As usual, he managed to find a collection of actors surprisingly willing to go there with him, some making a cult-pleasing genre encore, others making us wonder if they signed up on a lark. There’s Meg Foster, venturing back to Hester Prynne’s world — sort of — as 17th-century grand witch Margaret Morgan, all creepy incantations and grimy nudity. There’s Patricia Quinn (Magenta of “Rocky Horror Picture Show” fame), as one of Morgan’s diabolically cultured contemporary disciples, urging Heidi to submit to arcane lusts in language that might make Dr. Frank-N-Furter blush. And OK, Zombie concedes, maybe it did take a little doing to get Quinn to the set from her London home to purr those lines — but only because of pesky visa issues.
Taking the phone handoff from her husband, Sheri is quick to note that as much as his movies are about atmosphere, Zombie has an “actor’s director” approach that’s also integral to their skewed tone. In his first couple of efforts, this involved encouraging cult figures such as Sid Haig and Bill Moseley to do their mad, manic thing. In “Salem,” we see it in touches such as Heidi’s on-air patter with her fellow DJs, and an amusing snippet of her continuing on with Berlitz French tapes even while downward-spiraling to hell. “Rob likes characters that [have aspects of] real people, because they become real to him when he’s creating them,” she says. “I think that’s what separates him from horror directors or writers who are just out for the blood and guts. His stories aren’t just, Scream! Jump! Blood!
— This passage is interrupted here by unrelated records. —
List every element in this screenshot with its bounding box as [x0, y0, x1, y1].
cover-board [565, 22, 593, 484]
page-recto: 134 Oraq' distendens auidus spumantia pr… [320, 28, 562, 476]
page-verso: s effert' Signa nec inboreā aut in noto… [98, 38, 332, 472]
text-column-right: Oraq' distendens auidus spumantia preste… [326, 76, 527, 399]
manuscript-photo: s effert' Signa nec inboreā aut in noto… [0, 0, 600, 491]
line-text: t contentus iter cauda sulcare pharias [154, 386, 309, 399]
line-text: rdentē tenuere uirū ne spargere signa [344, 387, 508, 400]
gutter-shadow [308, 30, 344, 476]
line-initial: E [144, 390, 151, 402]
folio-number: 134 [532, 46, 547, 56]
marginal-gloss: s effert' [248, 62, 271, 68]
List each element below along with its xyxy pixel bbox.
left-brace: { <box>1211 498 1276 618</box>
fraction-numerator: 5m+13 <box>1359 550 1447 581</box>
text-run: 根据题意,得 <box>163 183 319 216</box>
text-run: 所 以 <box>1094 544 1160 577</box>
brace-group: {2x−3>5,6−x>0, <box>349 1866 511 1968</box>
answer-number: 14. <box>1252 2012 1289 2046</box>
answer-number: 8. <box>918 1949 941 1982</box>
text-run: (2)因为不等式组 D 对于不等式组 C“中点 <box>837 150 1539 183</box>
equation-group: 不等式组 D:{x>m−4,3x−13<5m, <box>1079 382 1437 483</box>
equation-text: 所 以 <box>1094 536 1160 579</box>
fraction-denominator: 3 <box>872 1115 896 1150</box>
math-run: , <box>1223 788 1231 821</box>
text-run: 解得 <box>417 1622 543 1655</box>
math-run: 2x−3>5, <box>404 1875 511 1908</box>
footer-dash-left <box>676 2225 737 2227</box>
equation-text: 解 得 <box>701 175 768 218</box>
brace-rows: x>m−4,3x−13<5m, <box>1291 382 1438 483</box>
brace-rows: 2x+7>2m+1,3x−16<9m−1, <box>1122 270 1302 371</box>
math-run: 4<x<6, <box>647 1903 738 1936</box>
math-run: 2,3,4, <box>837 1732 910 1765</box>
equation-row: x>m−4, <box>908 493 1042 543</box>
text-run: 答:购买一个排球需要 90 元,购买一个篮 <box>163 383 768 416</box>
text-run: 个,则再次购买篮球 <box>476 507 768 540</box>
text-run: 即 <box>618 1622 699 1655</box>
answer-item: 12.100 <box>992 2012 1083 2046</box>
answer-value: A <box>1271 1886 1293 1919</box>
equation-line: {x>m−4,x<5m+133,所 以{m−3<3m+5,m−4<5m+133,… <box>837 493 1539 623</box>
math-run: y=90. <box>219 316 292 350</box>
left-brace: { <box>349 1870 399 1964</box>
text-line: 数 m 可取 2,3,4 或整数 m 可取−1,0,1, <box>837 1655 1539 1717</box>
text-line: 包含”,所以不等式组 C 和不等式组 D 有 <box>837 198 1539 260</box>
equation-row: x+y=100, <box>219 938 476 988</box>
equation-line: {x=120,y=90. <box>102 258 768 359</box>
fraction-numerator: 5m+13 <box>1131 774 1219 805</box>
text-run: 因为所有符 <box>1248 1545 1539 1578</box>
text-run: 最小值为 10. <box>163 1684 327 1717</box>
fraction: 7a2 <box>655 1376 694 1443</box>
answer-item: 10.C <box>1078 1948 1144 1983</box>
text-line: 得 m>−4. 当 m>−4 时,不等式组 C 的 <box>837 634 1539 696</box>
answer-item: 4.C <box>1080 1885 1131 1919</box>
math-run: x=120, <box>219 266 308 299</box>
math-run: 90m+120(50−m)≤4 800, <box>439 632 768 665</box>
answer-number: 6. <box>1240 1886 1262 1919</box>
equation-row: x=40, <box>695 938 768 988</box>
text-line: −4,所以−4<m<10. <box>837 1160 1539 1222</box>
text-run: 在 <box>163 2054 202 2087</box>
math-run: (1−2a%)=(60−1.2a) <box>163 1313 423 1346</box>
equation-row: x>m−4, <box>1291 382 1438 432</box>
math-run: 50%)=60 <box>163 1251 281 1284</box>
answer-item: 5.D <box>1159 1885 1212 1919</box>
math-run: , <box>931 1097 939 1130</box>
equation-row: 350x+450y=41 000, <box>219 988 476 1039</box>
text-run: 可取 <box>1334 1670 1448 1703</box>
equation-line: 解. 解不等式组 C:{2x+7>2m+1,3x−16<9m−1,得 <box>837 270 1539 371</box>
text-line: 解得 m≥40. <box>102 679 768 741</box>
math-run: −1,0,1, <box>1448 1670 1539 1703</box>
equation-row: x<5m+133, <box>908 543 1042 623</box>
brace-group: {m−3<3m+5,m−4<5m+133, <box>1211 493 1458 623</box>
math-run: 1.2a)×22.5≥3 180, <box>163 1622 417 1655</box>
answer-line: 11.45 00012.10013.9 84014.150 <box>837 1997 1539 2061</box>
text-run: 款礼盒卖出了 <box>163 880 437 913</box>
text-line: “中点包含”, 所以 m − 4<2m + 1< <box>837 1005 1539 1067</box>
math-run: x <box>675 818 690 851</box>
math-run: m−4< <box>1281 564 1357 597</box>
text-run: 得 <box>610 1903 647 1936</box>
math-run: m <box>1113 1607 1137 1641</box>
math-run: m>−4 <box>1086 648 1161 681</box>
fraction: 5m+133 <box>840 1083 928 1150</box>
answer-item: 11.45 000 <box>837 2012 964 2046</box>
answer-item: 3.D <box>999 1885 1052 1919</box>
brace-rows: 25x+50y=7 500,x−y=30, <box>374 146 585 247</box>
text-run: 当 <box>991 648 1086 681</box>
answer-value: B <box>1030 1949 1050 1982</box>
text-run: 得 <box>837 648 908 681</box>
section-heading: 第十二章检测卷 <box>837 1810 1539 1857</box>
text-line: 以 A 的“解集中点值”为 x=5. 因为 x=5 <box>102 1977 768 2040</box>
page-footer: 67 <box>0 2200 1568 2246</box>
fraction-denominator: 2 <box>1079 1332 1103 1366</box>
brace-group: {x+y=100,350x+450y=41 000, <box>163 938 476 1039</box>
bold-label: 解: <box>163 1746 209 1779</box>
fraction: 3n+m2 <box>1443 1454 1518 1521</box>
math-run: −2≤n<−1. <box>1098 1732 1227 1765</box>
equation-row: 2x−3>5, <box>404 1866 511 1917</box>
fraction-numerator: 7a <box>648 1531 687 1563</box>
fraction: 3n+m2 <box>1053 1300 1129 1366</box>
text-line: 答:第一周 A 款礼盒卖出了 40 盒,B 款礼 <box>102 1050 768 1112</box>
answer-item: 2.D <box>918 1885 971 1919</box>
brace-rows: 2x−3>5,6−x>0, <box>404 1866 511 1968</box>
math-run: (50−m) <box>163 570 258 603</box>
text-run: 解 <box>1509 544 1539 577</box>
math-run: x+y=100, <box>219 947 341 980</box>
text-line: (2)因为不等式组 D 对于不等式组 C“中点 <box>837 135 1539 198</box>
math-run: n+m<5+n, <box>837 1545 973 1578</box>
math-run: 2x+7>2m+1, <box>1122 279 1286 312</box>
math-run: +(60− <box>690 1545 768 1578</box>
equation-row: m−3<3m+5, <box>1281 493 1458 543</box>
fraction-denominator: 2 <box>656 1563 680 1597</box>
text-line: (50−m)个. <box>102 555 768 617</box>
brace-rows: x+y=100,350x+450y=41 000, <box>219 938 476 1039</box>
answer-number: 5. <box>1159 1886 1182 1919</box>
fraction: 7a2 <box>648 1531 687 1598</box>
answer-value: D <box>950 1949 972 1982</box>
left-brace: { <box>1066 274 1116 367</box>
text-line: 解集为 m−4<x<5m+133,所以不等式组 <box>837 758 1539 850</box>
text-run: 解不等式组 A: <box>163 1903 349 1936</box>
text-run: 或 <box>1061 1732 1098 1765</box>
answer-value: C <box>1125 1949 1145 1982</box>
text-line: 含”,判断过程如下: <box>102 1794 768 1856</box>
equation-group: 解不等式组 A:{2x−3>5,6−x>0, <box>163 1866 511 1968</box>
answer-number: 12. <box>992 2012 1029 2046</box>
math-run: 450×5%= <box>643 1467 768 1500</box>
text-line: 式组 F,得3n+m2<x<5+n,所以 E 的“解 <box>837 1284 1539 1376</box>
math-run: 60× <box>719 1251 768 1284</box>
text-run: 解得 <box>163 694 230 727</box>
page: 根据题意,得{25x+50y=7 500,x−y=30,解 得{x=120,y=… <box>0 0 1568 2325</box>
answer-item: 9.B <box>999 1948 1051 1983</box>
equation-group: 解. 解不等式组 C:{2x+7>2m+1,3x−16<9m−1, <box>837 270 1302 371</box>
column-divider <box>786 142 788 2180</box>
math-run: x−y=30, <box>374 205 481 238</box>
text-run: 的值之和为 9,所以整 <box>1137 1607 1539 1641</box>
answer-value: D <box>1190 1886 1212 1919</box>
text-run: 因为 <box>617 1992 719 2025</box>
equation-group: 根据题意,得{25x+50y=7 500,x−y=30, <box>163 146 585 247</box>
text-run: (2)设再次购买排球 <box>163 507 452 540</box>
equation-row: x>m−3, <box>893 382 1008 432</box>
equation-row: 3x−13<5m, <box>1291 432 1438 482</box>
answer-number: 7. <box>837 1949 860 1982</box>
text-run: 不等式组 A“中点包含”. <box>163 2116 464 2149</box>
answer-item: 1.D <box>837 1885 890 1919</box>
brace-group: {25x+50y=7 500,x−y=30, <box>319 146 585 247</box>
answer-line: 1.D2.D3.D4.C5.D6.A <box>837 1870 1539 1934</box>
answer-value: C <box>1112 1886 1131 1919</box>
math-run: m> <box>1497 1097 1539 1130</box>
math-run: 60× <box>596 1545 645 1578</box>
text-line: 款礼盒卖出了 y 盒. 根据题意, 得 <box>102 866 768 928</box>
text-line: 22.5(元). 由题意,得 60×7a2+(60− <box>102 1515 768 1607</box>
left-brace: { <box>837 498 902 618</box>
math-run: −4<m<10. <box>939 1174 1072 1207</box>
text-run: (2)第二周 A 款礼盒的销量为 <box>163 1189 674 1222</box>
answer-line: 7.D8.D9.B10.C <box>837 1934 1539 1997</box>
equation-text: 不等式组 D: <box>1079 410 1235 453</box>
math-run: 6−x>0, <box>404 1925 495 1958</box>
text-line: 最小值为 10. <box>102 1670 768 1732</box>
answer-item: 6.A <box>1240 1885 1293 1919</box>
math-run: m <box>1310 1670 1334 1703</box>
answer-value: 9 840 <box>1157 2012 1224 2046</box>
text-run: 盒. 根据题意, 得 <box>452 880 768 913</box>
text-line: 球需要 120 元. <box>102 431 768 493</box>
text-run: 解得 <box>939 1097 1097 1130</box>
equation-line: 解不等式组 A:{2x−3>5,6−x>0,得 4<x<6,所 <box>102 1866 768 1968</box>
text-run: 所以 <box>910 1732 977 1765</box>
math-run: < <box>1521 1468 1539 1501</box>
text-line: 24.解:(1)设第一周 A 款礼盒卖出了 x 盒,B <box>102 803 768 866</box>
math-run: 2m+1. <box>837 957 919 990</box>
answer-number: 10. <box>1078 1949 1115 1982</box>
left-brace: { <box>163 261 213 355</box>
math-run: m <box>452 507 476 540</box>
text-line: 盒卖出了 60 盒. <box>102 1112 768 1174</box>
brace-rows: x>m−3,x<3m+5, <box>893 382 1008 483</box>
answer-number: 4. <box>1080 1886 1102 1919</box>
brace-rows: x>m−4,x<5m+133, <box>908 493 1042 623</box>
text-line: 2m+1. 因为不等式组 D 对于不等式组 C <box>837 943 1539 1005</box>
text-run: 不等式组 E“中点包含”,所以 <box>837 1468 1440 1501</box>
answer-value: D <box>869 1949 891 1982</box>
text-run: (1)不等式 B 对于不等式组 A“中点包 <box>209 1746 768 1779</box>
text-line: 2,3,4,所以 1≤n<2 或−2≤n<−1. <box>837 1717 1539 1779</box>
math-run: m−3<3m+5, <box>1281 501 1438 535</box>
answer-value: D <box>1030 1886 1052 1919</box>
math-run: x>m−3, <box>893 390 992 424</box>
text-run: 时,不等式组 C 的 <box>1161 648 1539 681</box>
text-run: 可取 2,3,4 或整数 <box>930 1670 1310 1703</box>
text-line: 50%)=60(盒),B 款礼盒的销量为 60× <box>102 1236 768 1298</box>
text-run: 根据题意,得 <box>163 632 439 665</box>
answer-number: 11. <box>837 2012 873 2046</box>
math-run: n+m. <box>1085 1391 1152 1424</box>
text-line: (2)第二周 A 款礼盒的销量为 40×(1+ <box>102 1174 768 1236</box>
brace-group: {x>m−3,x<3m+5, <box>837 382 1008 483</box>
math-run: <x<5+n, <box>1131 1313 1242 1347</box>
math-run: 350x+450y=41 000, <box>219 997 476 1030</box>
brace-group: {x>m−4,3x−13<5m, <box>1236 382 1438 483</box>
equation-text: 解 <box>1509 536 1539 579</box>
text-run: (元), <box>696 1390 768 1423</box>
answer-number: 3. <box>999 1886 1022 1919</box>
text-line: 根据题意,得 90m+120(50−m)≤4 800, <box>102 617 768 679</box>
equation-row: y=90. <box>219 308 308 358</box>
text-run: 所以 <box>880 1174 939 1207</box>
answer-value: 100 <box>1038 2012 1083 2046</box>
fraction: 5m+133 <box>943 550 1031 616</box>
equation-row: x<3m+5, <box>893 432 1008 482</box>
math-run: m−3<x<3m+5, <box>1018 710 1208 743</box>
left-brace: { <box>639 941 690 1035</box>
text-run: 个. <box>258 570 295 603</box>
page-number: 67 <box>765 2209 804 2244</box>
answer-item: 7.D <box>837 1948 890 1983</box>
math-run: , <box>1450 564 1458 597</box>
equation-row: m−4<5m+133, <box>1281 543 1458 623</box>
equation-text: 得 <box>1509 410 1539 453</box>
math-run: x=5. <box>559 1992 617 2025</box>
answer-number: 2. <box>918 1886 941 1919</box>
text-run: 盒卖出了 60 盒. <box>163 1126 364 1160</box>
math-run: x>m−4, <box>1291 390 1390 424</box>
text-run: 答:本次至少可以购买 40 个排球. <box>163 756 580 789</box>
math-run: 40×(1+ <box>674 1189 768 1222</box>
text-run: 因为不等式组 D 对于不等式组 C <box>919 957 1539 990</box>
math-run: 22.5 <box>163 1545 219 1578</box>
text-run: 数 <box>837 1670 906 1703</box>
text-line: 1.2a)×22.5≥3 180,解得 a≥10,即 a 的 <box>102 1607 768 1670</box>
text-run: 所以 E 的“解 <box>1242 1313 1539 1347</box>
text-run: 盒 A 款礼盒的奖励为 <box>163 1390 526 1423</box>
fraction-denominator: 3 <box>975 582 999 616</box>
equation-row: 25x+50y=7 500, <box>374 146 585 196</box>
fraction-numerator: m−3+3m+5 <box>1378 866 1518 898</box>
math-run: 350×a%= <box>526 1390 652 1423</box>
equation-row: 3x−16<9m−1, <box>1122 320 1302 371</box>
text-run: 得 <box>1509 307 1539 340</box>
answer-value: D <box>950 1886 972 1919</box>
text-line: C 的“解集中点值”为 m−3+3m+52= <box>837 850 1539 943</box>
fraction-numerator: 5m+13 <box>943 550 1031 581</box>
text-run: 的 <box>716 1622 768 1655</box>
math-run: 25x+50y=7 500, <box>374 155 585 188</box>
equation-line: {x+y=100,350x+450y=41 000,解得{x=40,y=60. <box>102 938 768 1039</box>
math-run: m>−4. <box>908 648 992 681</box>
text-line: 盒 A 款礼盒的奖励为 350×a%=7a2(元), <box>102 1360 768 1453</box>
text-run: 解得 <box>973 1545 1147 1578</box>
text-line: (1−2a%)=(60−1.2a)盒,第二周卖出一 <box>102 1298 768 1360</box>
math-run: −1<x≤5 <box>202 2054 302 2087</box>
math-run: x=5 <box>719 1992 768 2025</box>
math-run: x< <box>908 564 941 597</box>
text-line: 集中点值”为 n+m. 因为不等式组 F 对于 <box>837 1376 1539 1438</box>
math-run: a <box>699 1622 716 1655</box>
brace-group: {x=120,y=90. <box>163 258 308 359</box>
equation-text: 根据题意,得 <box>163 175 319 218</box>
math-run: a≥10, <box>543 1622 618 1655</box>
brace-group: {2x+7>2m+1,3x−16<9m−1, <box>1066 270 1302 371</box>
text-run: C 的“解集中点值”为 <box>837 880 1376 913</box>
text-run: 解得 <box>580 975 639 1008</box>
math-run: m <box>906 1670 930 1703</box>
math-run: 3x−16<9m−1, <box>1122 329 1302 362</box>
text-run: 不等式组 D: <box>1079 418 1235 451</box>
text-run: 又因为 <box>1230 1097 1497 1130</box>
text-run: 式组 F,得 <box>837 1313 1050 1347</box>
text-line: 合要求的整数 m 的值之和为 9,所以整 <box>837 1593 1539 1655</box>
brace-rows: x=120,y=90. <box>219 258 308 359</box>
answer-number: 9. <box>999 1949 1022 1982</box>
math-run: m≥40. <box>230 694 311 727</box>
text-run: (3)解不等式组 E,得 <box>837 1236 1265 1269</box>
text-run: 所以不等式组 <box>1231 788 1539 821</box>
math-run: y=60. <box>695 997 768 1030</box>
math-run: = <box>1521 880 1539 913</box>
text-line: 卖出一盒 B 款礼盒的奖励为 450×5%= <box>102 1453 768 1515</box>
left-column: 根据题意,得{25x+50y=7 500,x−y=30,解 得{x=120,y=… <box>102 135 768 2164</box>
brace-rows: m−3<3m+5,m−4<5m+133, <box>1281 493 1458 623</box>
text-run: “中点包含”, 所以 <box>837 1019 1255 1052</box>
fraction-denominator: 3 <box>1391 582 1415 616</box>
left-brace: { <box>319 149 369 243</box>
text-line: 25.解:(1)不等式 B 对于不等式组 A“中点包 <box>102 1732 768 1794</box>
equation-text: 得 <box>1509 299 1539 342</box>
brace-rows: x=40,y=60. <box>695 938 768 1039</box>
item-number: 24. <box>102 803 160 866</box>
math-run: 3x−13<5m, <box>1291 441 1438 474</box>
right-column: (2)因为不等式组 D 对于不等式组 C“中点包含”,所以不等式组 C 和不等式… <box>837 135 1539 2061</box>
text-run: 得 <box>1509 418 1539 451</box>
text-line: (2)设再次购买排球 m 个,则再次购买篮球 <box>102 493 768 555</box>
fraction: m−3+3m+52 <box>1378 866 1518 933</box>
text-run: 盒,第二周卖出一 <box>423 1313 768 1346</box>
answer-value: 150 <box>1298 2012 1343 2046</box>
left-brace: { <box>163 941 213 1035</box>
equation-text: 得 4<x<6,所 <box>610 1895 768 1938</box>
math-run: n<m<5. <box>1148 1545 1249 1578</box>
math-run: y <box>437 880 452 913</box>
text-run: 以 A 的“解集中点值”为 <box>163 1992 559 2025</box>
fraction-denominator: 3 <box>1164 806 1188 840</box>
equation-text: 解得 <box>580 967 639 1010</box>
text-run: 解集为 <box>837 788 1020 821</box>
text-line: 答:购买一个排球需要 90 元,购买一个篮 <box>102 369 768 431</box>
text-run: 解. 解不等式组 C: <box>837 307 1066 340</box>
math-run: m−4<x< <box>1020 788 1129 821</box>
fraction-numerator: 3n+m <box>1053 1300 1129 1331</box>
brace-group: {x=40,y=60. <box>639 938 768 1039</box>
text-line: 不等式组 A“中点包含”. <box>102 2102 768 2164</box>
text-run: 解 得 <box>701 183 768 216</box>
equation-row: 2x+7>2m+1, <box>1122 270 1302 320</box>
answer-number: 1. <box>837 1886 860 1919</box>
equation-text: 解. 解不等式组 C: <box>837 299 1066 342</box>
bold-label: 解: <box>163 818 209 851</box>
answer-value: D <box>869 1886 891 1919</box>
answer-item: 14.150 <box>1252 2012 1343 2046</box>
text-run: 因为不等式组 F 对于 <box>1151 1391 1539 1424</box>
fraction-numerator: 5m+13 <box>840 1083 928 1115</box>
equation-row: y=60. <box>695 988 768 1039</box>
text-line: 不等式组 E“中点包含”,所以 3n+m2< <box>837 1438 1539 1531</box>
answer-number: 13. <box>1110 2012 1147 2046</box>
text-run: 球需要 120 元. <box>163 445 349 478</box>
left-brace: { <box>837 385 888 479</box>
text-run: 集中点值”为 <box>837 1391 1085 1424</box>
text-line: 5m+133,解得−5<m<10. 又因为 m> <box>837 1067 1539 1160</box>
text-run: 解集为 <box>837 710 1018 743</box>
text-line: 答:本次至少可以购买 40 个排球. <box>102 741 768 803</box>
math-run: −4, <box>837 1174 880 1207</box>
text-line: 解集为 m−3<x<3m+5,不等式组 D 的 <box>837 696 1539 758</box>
People can invest in his characters.”
This could really come into play in the project he’s gearing up for next, the hockey feature “Broad Street Bullies,” about the bruising Philadelphia Flyers of the ’70s. (What, no Bruins love from the Haverhill guy? “More interesting story,” he shrugs.) The choice might be even more surprising if we hadn’t already caught Zombie dabbling in the mainstream with a 2010 directing gig on “CSI: Miami” — for an episode featuring a porn king’s occult bacchanal, but still.
At the same time, taking in the snarling-sideshow sounds of “Venomous Rat,” or even just the title and acid-flashback CD art, you’d also guess that Zombie’s first love will always be letting random blackness spill out. “It sounds silly, but in my head, I did conceive this as a concept album — just sort of a secret one,” he confesses. “I really like rock-concept movies like ‘The Wall’ and ‘Quadrophenia’ and ‘Tommy,’ so I thought, I’ll have this [in my pocket], and who knows, maybe someday. But the band doesn’t know, I haven’t told anybody, and when you listen to it, it doesn’t matter.”
Similarly, if you watch “Salem” and take away little slices of hell rather than some more fathomable evocation of dread, Zombie is probably fine with that, too. Again, he’s never gone for horror that’s prepackaged and instantly digestible, where everything makes sense. And if some are outraged — a scene with that savagely sinning demonic priest comes to mind – so much the better. Any outcry yet? “Well, since the movie hasn’t been released. . .” But when does that stop anyone anymore? “Yeah, but the people that have seen it were prepared. We’ll see later, when it’s unsuspecting audiences seeing it, if they have a more shocked reaction. I hope so.”